Variables vs. Variables.

Heatmaps can help us identify collinear relationships and help us simplify what variables to include in our model. They also help us identify how we can begin feature engineering for our model.

mask = np.triu(np.ones_like(corr_mat.corr()))
fig, ax = plt.subplots(figsize = (20, 14))
sns.heatmap(corr_mat, mask = mask, 
            annot = True, annot_kws = {'size':8}, fmt=".2f", 
           cmap="PiYG")
plt.xticks(fontsize = 7)
plt.yticks(fontsize = 7)
plt.show()

Heatmap of Ames Dataset Variables

Collinearity can reduce the precision of the overall model. While there are a lot of very detailed variables in this dataset that help describe different types of houses, many of them have obvious overlaps.

In this heatmap, we can see that “TotalBsmtSF” and “1stFlrSF” have a correlation of 0.82. Many of the “GarageX___” variables also have strong relationships with each other. This can be an indication of multicollinearity. In both of these cases, we can assume they give almost the same information.

Pt.4 — Removing & Filling in columns

• Data w/ ~50% missing among sample — As reasoned above, after going through the correlation matrix exercise, we realize that none of these features are significant to homebuyers anyway.
• Garage Features — We know that all of the Garage variables are highly correlated with each other. We are going to remove all of the GarageX features except for “GarageCars” which has the highest correlation with SalePrice.
• Basement Features — “TotalBsmtSF” is clearly the primary concern for home buyers. We can remove all of the other features to avoid collinear variables. This also helps alleviate our missing data concerns.
• Masonry Vaneer Features — Masonry Vaneer area has a 0.41 relationship with YearBuilt. We can assume that if we were to dummy out Masonry type, it would also have a strong relationship with YearBuilt. Let’s just lose it.
• LotFrontage — With about 18% of its data missing, we can consider ways to fill in the missing data. While it has a somewhat-strong correlation with SalePrice (0.35), it has an even stronger correlation with LotArea (0.43). This correlation makes it worth removing.
• 1stFlrSF — Has a 0.82 correlation with TotalBsmtSF. This can be a situation of multicollinearity. If we think about these two, we can conclude that they give the same information.
• TotRmsAbvGrd — Has a 0.83 correlation with GrLivArea. We’re going to drop this variable because of this relationship. GrLivArea has a stronger overall correlation with SalePrice. In addition, it’s very easy to label some things as a “Room” when it can barely fit a desk+bed.
• Electrical — Drop the single observation or fill in with mode
• Other — We will also remove the following items from the dataset as their relationship with SalePrice is between 0.05 and -0.05 [Id, PoolArea, MoSold, MiscVal, LowQualFinSF]

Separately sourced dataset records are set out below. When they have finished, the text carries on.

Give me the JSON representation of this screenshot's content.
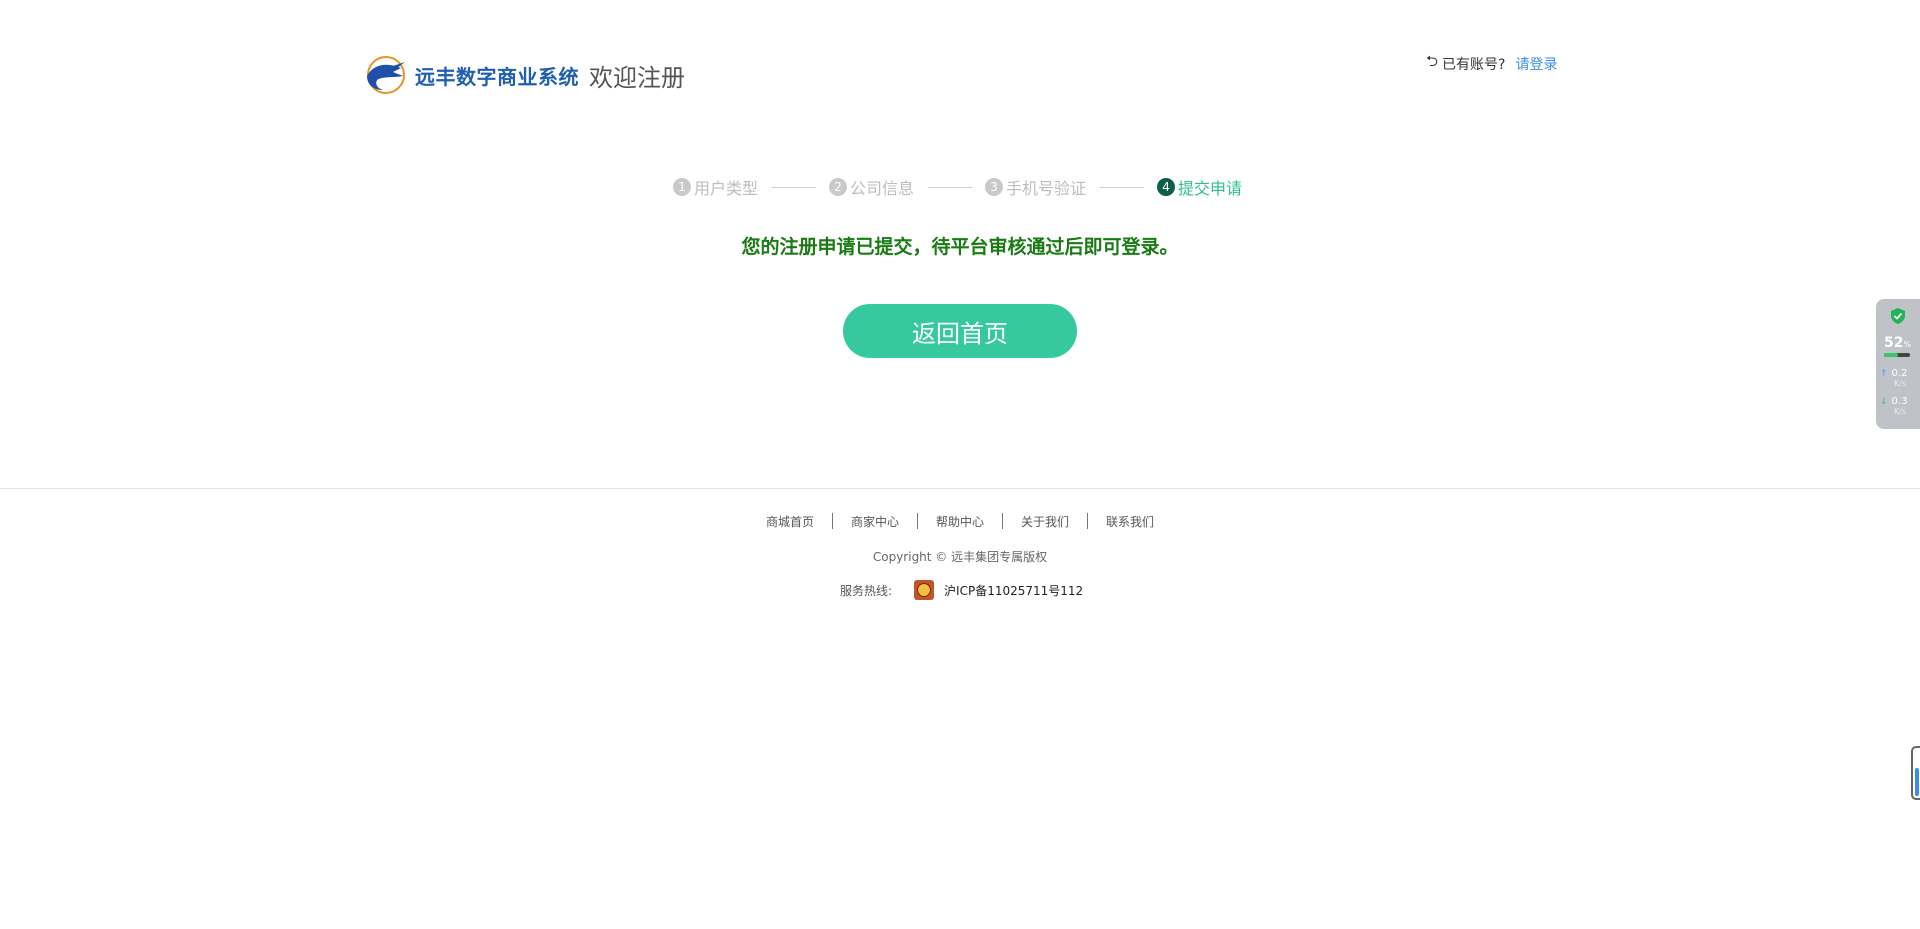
{
  "header": {
    "brand": "远丰数字商业系统",
    "welcome": "欢迎注册",
    "has_account": "已有账号?",
    "login_link": "请登录"
  },
  "steps": [
    {
      "num": "1",
      "label": "用户类型",
      "state": "done"
    },
    {
      "num": "2",
      "label": "公司信息",
      "state": "done"
    },
    {
      "num": "3",
      "label": "手机号验证",
      "state": "done"
    },
    {
      "num": "4",
      "label": "提交申请",
      "state": "active"
    }
  ],
  "message": "您的注册申请已提交，待平台审核通过后即可登录。",
  "home_button": "返回首页",
  "footer": {
    "nav": [
      "商城首页",
      "商家中心",
      "帮助中心",
      "关于我们",
      "联系我们"
    ],
    "copyright": "Copyright © 远丰集团专属版权",
    "hotline": "服务热线:",
    "icp": "沪ICP备11025711号112"
  },
  "widget": {
    "percent": "52",
    "percent_unit": "%",
    "memory_fraction": 0.52,
    "upload": "0.2",
    "download": "0.3",
    "unit": "K/s"
  },
  "colors": {
    "accent": "#36c9a0",
    "success_text": "#1a7a14",
    "link": "#3a8ee6"
  }
}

Pt.5 — Summary and Next Steps

After this exploration, we dropped 32 columns. We are now left with 28 categorical and 20 numerical variables to help us predict Ames housing prices. Other preprocessing steps to consider before modeling include

• Feature engineering — Creating new variables by combining/consolidating current features in a certain way (ex/ TotalBath = FullBath + HalfBath + BsmtBath
• Categorical variables exploration — Discover relationships of categorical varaibles with SalePrice and convert to indicator variables.
• Outliers — Remove any observations in the dataset that are skewing important variables

Additonal Notes:

Leading up to modeling, ensure you remove the same columns in the training and testing dataset. For Ames, after you perform the actions on the test dataset, you may realize there are missing values in columns where the training dataset is didn’t have any null values. I chose to resolve this issue by filling in the missing values with the column mode. Review my notebook for the code.